Rosjanie popierają cenzurę
Propaganda mediów rosyjskich, przy ewidentnej aktywności zewnętrznej, zorientowana jest przede wszystkim na odbiorcę wewnętrznego. A ten świadomie godzi się na to, aby go oszukiwano. Według przeprowadzonych ostatnio badań opinii publicznej aż 72% obywateli Rosji uważa, że "ze względu na interes państwowy środki masowego przekazu mają prawo przemilczać lub zniekształcać informację". Można zatem mówić o swoistym zamówieniu społecznym na propagandę. Potężnym bodźcem, który rozbudził drzemiącego w Rosjanach imperialnego potwora, było przyłączenie Krymu.

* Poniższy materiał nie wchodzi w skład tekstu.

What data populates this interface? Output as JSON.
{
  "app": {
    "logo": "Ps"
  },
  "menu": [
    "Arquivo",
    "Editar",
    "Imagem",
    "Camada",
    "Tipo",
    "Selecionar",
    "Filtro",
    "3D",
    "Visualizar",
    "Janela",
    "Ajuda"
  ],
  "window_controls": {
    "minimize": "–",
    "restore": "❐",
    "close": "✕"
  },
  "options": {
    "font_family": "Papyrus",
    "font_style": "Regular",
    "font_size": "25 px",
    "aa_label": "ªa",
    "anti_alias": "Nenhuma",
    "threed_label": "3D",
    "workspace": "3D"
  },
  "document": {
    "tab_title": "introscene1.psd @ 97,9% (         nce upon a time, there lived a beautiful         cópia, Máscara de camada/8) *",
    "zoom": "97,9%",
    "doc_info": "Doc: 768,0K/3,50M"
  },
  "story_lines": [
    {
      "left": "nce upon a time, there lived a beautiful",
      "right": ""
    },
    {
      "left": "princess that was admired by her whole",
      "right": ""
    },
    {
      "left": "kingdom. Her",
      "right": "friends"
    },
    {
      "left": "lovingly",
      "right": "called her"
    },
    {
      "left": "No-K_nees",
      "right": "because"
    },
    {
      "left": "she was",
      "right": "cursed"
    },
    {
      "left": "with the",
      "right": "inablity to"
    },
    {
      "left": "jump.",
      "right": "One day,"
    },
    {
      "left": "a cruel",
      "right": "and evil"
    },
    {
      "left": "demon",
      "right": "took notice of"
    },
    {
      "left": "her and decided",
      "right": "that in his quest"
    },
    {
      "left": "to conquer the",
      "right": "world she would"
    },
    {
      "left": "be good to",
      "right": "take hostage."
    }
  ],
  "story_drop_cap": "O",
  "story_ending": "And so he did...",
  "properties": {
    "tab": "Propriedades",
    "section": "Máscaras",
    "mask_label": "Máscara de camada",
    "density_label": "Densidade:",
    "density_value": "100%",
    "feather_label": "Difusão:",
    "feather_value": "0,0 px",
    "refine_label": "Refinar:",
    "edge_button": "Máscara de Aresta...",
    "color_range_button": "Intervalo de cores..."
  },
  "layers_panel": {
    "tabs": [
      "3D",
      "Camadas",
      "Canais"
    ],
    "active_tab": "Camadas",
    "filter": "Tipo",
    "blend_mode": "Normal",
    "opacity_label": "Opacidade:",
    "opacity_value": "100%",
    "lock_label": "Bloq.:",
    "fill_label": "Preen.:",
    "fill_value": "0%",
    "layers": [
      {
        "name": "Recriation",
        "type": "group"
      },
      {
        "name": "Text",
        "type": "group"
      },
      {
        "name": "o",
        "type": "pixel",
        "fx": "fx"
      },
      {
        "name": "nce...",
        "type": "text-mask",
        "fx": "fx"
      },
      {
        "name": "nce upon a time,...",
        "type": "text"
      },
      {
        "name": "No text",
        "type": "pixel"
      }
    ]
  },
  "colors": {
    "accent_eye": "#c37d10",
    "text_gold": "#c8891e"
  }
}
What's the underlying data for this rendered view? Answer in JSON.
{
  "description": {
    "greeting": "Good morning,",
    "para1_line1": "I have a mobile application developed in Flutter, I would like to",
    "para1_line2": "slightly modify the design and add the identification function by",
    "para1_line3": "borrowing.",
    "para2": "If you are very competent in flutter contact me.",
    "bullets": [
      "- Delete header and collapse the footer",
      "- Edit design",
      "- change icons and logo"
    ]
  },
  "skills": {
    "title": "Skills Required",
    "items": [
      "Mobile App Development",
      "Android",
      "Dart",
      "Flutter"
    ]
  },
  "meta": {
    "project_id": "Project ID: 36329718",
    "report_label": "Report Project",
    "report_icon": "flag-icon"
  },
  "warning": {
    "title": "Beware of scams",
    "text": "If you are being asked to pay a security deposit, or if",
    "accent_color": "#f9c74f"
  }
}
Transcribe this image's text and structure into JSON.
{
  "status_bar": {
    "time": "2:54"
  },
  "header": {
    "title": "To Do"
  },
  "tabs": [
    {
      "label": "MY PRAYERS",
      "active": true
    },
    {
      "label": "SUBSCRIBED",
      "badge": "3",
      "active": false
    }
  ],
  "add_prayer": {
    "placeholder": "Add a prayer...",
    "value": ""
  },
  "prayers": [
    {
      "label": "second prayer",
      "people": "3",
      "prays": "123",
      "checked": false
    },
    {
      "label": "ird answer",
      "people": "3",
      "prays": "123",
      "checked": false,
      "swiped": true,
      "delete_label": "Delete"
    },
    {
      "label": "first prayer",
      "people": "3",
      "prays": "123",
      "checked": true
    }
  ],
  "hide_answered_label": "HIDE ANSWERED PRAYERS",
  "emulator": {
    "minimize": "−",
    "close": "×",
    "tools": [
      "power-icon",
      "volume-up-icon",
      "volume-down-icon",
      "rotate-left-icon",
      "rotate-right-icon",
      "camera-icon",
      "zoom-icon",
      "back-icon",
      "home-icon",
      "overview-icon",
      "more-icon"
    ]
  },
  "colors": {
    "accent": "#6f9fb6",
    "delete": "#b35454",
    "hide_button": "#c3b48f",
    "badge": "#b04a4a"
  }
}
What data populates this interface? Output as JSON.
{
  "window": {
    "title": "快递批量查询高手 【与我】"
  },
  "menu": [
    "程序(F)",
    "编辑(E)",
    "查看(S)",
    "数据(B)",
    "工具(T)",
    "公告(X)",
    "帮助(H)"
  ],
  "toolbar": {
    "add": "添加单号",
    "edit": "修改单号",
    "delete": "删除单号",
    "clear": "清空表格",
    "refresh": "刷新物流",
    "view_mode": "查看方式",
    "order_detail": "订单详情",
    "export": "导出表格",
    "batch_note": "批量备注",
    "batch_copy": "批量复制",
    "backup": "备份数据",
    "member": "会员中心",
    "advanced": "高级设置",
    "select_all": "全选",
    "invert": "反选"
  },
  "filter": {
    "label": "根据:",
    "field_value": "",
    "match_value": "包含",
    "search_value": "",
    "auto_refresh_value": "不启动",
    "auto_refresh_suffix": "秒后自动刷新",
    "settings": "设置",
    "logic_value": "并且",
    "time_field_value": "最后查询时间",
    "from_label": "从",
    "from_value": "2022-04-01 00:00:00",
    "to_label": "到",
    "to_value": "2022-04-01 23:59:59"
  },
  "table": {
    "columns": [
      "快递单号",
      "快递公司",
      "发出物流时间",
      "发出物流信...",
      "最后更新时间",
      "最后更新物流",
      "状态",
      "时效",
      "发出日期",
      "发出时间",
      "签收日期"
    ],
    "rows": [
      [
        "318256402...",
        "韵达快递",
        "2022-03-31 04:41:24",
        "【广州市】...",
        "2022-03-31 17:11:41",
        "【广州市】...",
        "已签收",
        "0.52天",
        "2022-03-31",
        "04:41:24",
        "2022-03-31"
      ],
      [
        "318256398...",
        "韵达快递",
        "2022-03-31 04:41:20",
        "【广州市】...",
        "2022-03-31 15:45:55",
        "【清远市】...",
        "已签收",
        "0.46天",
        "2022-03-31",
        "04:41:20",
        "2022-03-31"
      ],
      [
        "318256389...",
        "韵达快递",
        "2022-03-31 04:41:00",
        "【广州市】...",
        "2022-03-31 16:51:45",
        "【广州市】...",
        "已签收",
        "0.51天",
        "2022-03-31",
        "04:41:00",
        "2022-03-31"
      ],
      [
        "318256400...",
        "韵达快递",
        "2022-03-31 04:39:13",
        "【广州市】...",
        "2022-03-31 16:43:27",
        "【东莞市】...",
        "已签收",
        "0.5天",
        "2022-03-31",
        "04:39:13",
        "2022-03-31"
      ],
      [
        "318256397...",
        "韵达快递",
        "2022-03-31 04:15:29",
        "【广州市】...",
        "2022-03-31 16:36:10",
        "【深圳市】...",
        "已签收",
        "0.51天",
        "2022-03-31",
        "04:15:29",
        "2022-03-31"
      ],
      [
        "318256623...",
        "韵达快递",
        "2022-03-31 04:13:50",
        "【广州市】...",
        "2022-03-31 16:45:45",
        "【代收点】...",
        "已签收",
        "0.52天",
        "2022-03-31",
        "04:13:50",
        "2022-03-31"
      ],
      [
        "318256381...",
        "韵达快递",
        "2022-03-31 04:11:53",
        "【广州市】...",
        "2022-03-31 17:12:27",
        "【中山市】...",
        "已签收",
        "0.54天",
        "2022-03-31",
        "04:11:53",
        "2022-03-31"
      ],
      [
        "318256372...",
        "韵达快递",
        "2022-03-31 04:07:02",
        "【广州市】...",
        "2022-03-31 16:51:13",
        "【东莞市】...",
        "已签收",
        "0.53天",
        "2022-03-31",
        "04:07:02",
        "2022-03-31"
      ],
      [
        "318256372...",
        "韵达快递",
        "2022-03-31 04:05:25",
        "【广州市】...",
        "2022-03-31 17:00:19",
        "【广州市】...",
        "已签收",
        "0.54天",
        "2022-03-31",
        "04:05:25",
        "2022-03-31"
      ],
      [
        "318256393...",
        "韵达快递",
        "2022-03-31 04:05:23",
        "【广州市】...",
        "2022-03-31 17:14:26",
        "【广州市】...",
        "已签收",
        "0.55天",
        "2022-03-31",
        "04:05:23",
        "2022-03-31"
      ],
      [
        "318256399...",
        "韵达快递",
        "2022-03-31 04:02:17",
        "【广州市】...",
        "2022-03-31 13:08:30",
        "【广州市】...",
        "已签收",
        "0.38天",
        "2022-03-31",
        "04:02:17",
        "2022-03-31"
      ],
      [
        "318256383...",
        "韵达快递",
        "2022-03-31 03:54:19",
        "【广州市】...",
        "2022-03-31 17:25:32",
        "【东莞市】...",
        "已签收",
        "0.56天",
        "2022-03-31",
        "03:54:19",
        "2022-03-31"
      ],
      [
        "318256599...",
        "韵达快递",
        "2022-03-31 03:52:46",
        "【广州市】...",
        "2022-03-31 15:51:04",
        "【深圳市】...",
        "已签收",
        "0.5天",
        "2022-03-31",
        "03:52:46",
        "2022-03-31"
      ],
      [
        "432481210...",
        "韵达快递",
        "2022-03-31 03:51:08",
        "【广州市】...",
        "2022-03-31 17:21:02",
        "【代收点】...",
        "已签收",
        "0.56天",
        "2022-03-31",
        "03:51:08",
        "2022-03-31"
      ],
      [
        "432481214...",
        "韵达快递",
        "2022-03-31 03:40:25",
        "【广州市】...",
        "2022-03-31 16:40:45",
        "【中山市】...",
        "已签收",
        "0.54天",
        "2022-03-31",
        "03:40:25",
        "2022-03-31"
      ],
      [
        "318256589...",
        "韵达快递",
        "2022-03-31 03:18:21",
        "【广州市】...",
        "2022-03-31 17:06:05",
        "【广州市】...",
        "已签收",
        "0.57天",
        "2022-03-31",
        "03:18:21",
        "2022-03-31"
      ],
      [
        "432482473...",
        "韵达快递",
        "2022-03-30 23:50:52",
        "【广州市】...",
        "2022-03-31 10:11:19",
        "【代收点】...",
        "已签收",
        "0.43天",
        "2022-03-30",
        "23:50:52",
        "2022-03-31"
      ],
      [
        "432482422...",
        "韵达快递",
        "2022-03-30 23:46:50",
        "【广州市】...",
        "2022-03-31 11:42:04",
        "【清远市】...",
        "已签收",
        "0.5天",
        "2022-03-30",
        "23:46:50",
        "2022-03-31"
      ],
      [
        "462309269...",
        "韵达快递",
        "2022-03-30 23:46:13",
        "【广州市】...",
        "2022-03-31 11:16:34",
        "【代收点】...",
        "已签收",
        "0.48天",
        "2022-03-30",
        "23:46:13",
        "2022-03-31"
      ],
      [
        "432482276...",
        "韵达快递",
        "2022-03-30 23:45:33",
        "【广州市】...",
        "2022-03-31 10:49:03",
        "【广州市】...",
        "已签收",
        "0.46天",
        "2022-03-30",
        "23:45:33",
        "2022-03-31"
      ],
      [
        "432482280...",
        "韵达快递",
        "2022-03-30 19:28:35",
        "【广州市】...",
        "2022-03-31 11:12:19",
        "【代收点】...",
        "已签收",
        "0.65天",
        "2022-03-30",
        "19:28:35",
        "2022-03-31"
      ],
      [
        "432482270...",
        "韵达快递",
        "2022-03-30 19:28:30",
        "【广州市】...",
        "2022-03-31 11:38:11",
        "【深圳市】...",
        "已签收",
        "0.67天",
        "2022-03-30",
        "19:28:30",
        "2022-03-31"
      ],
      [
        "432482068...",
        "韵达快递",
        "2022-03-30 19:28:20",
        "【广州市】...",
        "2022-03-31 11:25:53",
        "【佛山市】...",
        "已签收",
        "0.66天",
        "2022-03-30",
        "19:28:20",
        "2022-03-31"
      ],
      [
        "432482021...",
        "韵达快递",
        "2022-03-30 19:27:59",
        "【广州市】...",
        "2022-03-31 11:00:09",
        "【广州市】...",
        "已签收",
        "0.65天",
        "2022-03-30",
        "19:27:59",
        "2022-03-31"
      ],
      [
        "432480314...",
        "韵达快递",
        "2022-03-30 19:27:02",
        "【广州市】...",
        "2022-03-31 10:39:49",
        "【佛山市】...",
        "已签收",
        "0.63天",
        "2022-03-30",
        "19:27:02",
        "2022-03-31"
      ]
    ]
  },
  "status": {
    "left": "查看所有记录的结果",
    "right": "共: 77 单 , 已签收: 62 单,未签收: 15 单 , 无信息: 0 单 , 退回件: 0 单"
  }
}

- Na tej fali Kreml może teraz zaatakować kogokolwiek. Ludzie wierzą w ideę "wielkiej Rosji" - konstatuje nasz anonimowy rozmówca z jednej z rosyjskich stacji telewizyjnych. - Jeżeli kilka miesięcy temu działy informacyjne niektórych mediów państwowych mogły otrzymywać odgórne instrukcje co do sposobu relacjonowania wydarzeń na Ukrainie, to dzisiaj już nie są potrzebne. Przytłaczająca większość redakcji idzie torem "patriotycznym". I nawet ci, którzy wcześniej sceptycznie oceniali Putina, dzisiaj zwracają mu honor - dodaje redaktor.
Putin jako zakładnik
Poprzez ofensywę na Ukrainie i aneksję Krymu obecny gospodarz Kremla tak nakręcił łaknące geopolitycznego rewanżu za porażkę w „zimnej wojnie” społeczeństwo rosyjskie, że już w zasadzie nie może zawrócić i musi co jakiś czas podsycać społeczne nastroje nowymi sukcesami. W tym sensie Rosja podobna jest do pociągu, który, ku zachwytowi pasażerów, nagle nabrał olbrzymiej prędkości, zmiatając wszystkie przeszkody na swojej drodze. Jedni, głównie w Rosji, sądzą, że zmierza ku świetlanej przyszłości. Inni, głównie na Zachodzie, wróżą na końcu drogi polityczną i gospodarczą przepaść.